В памяти сквозь иронию и злость прозвучали призывы возвышенного и звонкого монолога:
…И вы дерзнете
Остановить перерождение мира
И задержать всеобщую весну?
Одни во всей Европе вы хотите
Беспомощной рукою перервать
Бег колеса мирских переворотов?
С каким подъемом это декламировал Михаил! Шиллер, правда, вскоре превратился в сделку. Решили перевести "Дон Карлоса". (Михаил отлично владеет стихом.) Напечатать самим. Смета безупречна: веленевая бумага, бельгийский шрифт, лососиновая обертка. Сотня экземпляров окупит все издание… Как смешны были эти ребяческие планы, эта игра в предпринимателей…
Но вот поднимается глубокая, подлинно шиллеровская волна. Это неизбывное, немолчное, неумирающее:
Плод полей и грозды сладки
Не блистают на пирах;
Лишь дымятся тел остатки
На кровавых алтарях.
И куда печальным оком
Там Церера ни глядит, -
В унижении глубоком
Человека всюду зрит.
Да, этим Шиллер велик до сих пор. Своим пониманием растоптанного человека и великим даром возрождать и вести его к искупительной радости. Да – сквозь муки – к ликующей, всепобедной жизни, к счастью, к торжеству над всеми страданиями! Из последней глубины падений он запевает свой гимн счастью. "Радость, первенец творенья…"
Нет, недаром они в молодости бредили Шиллером! Он составил эпоху в истории их мысли. Он звучал для них героической фанфарой, могучим призывом в будущее, обетом великой жизни, грядущей летописью подвигов и побед, как мраморная Слава в несокрушимом фронтоне Инженерного замка.
Он подходил к казарменному плацу. Ротный сержант обучал резервистов под присмотром двух-трех субалтерн-офицеров. Отрывисто и резко звучали повелительные команды, и пожилые рекруты высоко, по-прусски, почти на уровень живота, вздымали автоматическим взмахом туго вытянутые ноги и гулко ударяли враз опущенными ступнями о почву парадного места.

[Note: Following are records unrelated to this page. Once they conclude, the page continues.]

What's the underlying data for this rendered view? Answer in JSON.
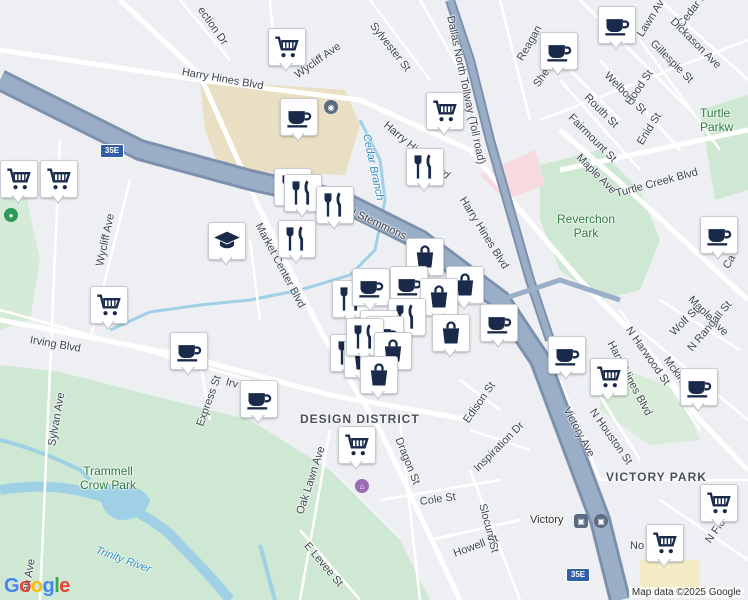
{
  "colors": {
    "land": "#eeeff2",
    "park": "#cfe8d3",
    "water": "#9fd0e6",
    "highway": "#8fa3bf",
    "highway_edge": "#7d91ad",
    "arterial": "#ffffff",
    "tan_block": "#e9dfc3",
    "pin_icon": "#1a2a4a"
  },
  "street_labels": [
    {
      "id": "sylvester",
      "text": "Sylvester St"
    },
    {
      "id": "dallas-north-tollway",
      "text": "Dallas North Tollway (Toll road)"
    },
    {
      "id": "lawn-av",
      "text": "Lawn Av"
    },
    {
      "id": "cedar-springs",
      "text": "Cedar Springs"
    },
    {
      "id": "dickason",
      "text": "Dickason Ave"
    },
    {
      "id": "gillespie",
      "text": "Gillespie St"
    },
    {
      "id": "reagan",
      "text": "Reagan"
    },
    {
      "id": "she",
      "text": "She"
    },
    {
      "id": "welborn",
      "text": "Welborn St"
    },
    {
      "id": "routh",
      "text": "Routh St"
    },
    {
      "id": "hood",
      "text": "Hood St"
    },
    {
      "id": "fairmount",
      "text": "Fairmount St"
    },
    {
      "id": "enid",
      "text": "Enid St"
    },
    {
      "id": "wycliff-top",
      "text": "Wycliff Ave"
    },
    {
      "id": "harry-hines-top",
      "text": "Harry Hines Blvd"
    },
    {
      "id": "harry-hines-mid",
      "text": "Harry Hines Blvd"
    },
    {
      "id": "harry-hines-right",
      "text": "Harry Hines Blvd"
    },
    {
      "id": "harry-hines-lower",
      "text": "Harry Hines Blvd"
    },
    {
      "id": "maple-top",
      "text": "Maple Ave"
    },
    {
      "id": "maple-right",
      "text": "Maple Ave"
    },
    {
      "id": "turtle-creek",
      "text": "Turtle Creek Blvd"
    },
    {
      "id": "stemmons",
      "text": "N Stemmons"
    },
    {
      "id": "market-center",
      "text": "Market Center Blvd"
    },
    {
      "id": "wycliff-left",
      "text": "Wycliff Ave"
    },
    {
      "id": "irving-blvd",
      "text": "Irving Blvd"
    },
    {
      "id": "irving-blvd-2",
      "text": "Irv"
    },
    {
      "id": "express",
      "text": "Express St"
    },
    {
      "id": "sylvan",
      "text": "Sylvan Ave"
    },
    {
      "id": "oak-lawn",
      "text": "Oak Lawn Ave"
    },
    {
      "id": "dragon",
      "text": "Dragon St"
    },
    {
      "id": "edison",
      "text": "Edison St"
    },
    {
      "id": "inspiration",
      "text": "Inspiration Dr"
    },
    {
      "id": "cole",
      "text": "Cole St"
    },
    {
      "id": "slocum",
      "text": "Slocum St"
    },
    {
      "id": "howell",
      "text": "Howell St"
    },
    {
      "id": "levee",
      "text": "E Levee St"
    },
    {
      "id": "victory-ave",
      "text": "Victory Ave"
    },
    {
      "id": "n-houston",
      "text": "N Houston St"
    },
    {
      "id": "n-harwood",
      "text": "N Harwood St"
    },
    {
      "id": "wolf",
      "text": "Wolf St"
    },
    {
      "id": "randall",
      "text": "N Randall St"
    },
    {
      "id": "mckinney",
      "text": "Mckinn"
    },
    {
      "id": "cedar-dr",
      "text": "ection Dr"
    },
    {
      "id": "ca",
      "text": "Ca"
    },
    {
      "id": "no",
      "text": "No"
    },
    {
      "id": "n-field",
      "text": "N Field St"
    },
    {
      "id": "jan",
      "text": "an Ave"
    }
  ],
  "area_labels": [
    {
      "id": "design-district",
      "text": "DESIGN DISTRICT"
    },
    {
      "id": "victory-park",
      "text": "VICTORY PARK"
    },
    {
      "id": "reverchon",
      "text": "Reverchon Park"
    },
    {
      "id": "trammell",
      "text": "Trammell Crow Park"
    },
    {
      "id": "turtle",
      "text": "Turtle Parkw"
    }
  ],
  "water_labels": [
    {
      "id": "cedar-branch",
      "text": "Cedar Branch"
    },
    {
      "id": "trinity",
      "text": "Trinity River"
    }
  ],
  "station": {
    "text": "Victory"
  },
  "shields": [
    {
      "text": "35E"
    },
    {
      "text": "35E"
    }
  ],
  "pins": [
    {
      "type": "shopping-cart"
    },
    {
      "type": "coffee-cup"
    },
    {
      "type": "coffee-cup"
    },
    {
      "type": "shopping-cart"
    },
    {
      "type": "coffee-cup"
    },
    {
      "type": "shopping-cart"
    },
    {
      "type": "restaurant"
    },
    {
      "type": "shopping-cart"
    },
    {
      "type": "shopping-cart"
    },
    {
      "type": "restaurant"
    },
    {
      "type": "restaurant"
    },
    {
      "type": "restaurant"
    },
    {
      "type": "graduation-cap"
    },
    {
      "type": "restaurant"
    },
    {
      "type": "shopping-cart"
    },
    {
      "type": "coffee-cup"
    },
    {
      "type": "shopping-bag"
    },
    {
      "type": "restaurant"
    },
    {
      "type": "coffee-cup"
    },
    {
      "type": "coffee-cup"
    },
    {
      "type": "shopping-bag"
    },
    {
      "type": "shopping-bag"
    },
    {
      "type": "restaurant"
    },
    {
      "type": "shopping-bag"
    },
    {
      "type": "restaurant"
    },
    {
      "type": "shopping-bag"
    },
    {
      "type": "coffee-cup"
    },
    {
      "type": "restaurant"
    },
    {
      "type": "shopping-bag"
    },
    {
      "type": "shopping-bag"
    },
    {
      "type": "shopping-bag"
    },
    {
      "type": "coffee-cup"
    },
    {
      "type": "coffee-cup"
    },
    {
      "type": "coffee-cup"
    },
    {
      "type": "shopping-cart"
    },
    {
      "type": "coffee-cup"
    },
    {
      "type": "coffee-cup"
    },
    {
      "type": "shopping-cart"
    },
    {
      "type": "shopping-cart"
    },
    {
      "type": "shopping-cart"
    },
    {
      "type": "coffee-cup"
    },
    {
      "type": "shopping-cart"
    }
  ],
  "google_logo": {
    "g1": "G",
    "o1": "o",
    "o2": "o",
    "g2": "g",
    "l": "l",
    "e": "e"
  },
  "attribution": "Map data ©2025 Google"
}
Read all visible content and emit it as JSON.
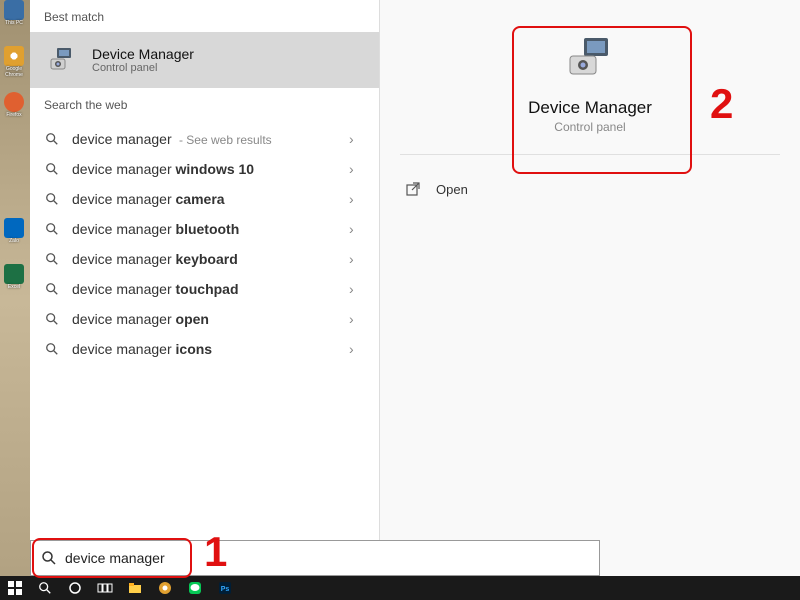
{
  "desktop": {
    "icons": [
      {
        "label": "This PC",
        "color": "#3a6ea5"
      },
      {
        "label": "Google Chrome",
        "color": "#e0a030"
      },
      {
        "label": "Firefox",
        "color": "#e06030"
      },
      {
        "label": "",
        "color": "transparent"
      },
      {
        "label": "Zalo",
        "color": "#0068bf"
      },
      {
        "label": "Excel",
        "color": "#1d7044"
      }
    ]
  },
  "search": {
    "section_best": "Best match",
    "section_web": "Search the web",
    "best_match": {
      "title": "Device Manager",
      "subtitle": "Control panel"
    },
    "suggestions": [
      {
        "prefix": "device manager",
        "bold": "",
        "extra": " - See web results"
      },
      {
        "prefix": "device manager ",
        "bold": "windows 10",
        "extra": ""
      },
      {
        "prefix": "device manager ",
        "bold": "camera",
        "extra": ""
      },
      {
        "prefix": "device manager ",
        "bold": "bluetooth",
        "extra": ""
      },
      {
        "prefix": "device manager ",
        "bold": "keyboard",
        "extra": ""
      },
      {
        "prefix": "device manager ",
        "bold": "touchpad",
        "extra": ""
      },
      {
        "prefix": "device manager ",
        "bold": "open",
        "extra": ""
      },
      {
        "prefix": "device manager ",
        "bold": "icons",
        "extra": ""
      }
    ],
    "input_value": "device manager"
  },
  "detail": {
    "title": "Device Manager",
    "subtitle": "Control panel",
    "actions": [
      {
        "label": "Open"
      }
    ]
  },
  "annotations": {
    "num1": "1",
    "num2": "2"
  }
}
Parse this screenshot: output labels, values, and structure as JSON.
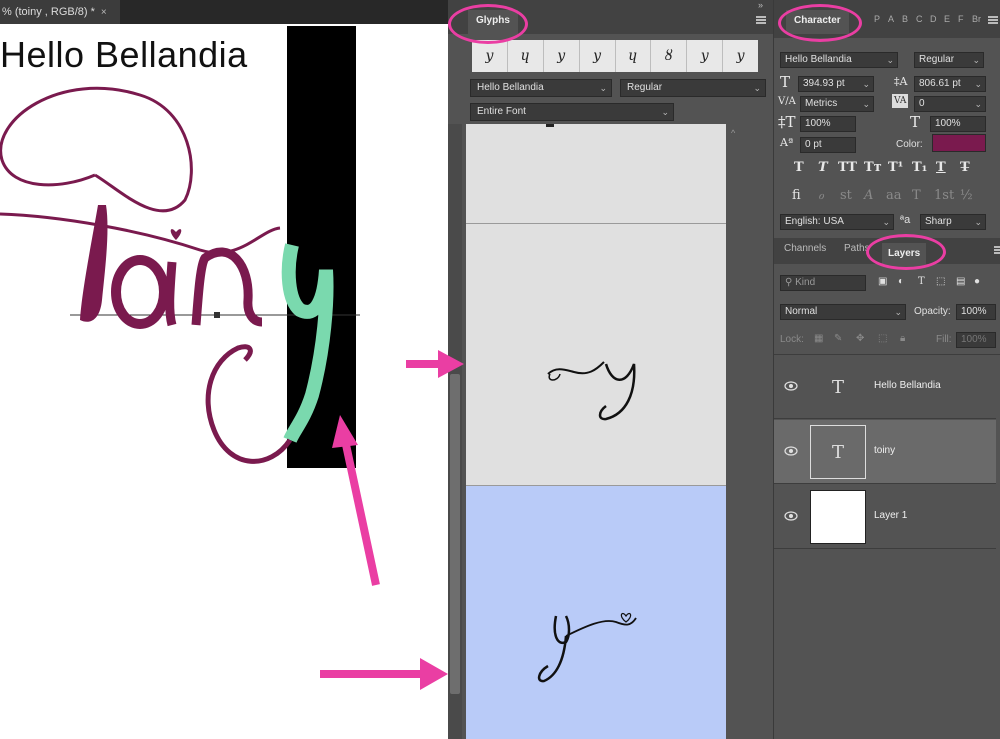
{
  "document": {
    "tab_title": "% (toiny , RGB/8) *",
    "close_glyph": "×",
    "canvas_text": "Hello Bellandia"
  },
  "glyphs_panel": {
    "tab_label": "Glyphs",
    "recent_glyphs": [
      "y",
      "ɥ",
      "y",
      "y",
      "ɥ",
      "ȣ",
      "y",
      "y"
    ],
    "font_family": "Hello Bellandia",
    "font_style": "Regular",
    "filter": "Entire Font",
    "chevron": "⌄"
  },
  "character_panel": {
    "tab_label": "Character",
    "extra_tabs": [
      "P",
      "A",
      "B",
      "C",
      "D",
      "E",
      "F",
      "G",
      "Br"
    ],
    "font_family": "Hello Bellandia",
    "font_style": "Regular",
    "font_size": "394.93 pt",
    "leading": "806.61 pt",
    "kerning": "Metrics",
    "tracking": "0",
    "vertical_scale": "100%",
    "horizontal_scale": "100%",
    "baseline_shift": "0 pt",
    "color_label": "Color:",
    "color": "#7a1a4e",
    "style_buttons": [
      "T",
      "T",
      "TT",
      "Tт",
      "T¹",
      "T₁",
      "T",
      "T̶"
    ],
    "opentype_buttons": [
      "fi",
      "ℴ",
      "st",
      "A",
      "aa",
      "T",
      "1st",
      "½"
    ],
    "language": "English: USA",
    "aa_icon": "ªa",
    "antialias": "Sharp"
  },
  "layers_panel": {
    "tabs": [
      "Channels",
      "Paths",
      "Layers"
    ],
    "kind_placeholder": "Kind",
    "blend_mode": "Normal",
    "opacity_label": "Opacity:",
    "opacity": "100%",
    "lock_label": "Lock:",
    "fill_label": "Fill:",
    "fill": "100%",
    "layers": [
      {
        "name": "Hello Bellandia",
        "thumb": "T",
        "selected": false
      },
      {
        "name": "toiny",
        "thumb": "T",
        "selected": true
      },
      {
        "name": "Layer 1",
        "thumb": "",
        "selected": false
      }
    ]
  },
  "annotation_color": "#ea3ea3",
  "theme": {
    "panel_bg": "#535353",
    "glyph_highlight": "#b9cbf8"
  }
}
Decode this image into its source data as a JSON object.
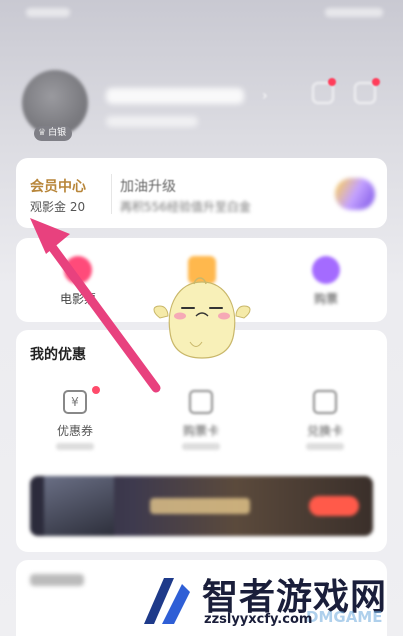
{
  "profile": {
    "badge_label": "白银"
  },
  "vip": {
    "title": "会员中心",
    "subtitle": "观影金 20",
    "upgrade_title": "加油升级",
    "upgrade_sub": "再积556经验值升至白金"
  },
  "functions": [
    {
      "label": "电影票"
    },
    {
      "label": ""
    },
    {
      "label": "购票"
    }
  ],
  "offers": {
    "title": "我的优惠",
    "items": [
      {
        "label": "优惠券"
      },
      {
        "label": "购票卡"
      },
      {
        "label": "兑换卡"
      }
    ]
  },
  "watermark": {
    "title": "智者游戏网",
    "url": "zzslyyxcfy.com",
    "ghost": "DMGAME"
  },
  "colors": {
    "accent_gold": "#b8863a",
    "arrow_pink": "#e8417e",
    "badge_red": "#ff4b6b"
  }
}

Пахло казармой, навозом из конюшен, затхлостью вещевых складов. Один и тот же удручающий душу казарменный запах на площади нассауской резиденции и там, за тысячи верст, за бельверками земляных укреплений бедных азиатских фортов, у широкого, пустынного, унылого Иртыша, где под такие же окрики вахмистра еще так недавно ревностно шагал, отбивая такт взводного марша, нижний чин 7-го Сибирского линейного батальона Федор Достоевский, только что освобожденный от острожных кандалов и позорной двухцветной куртки каторжника.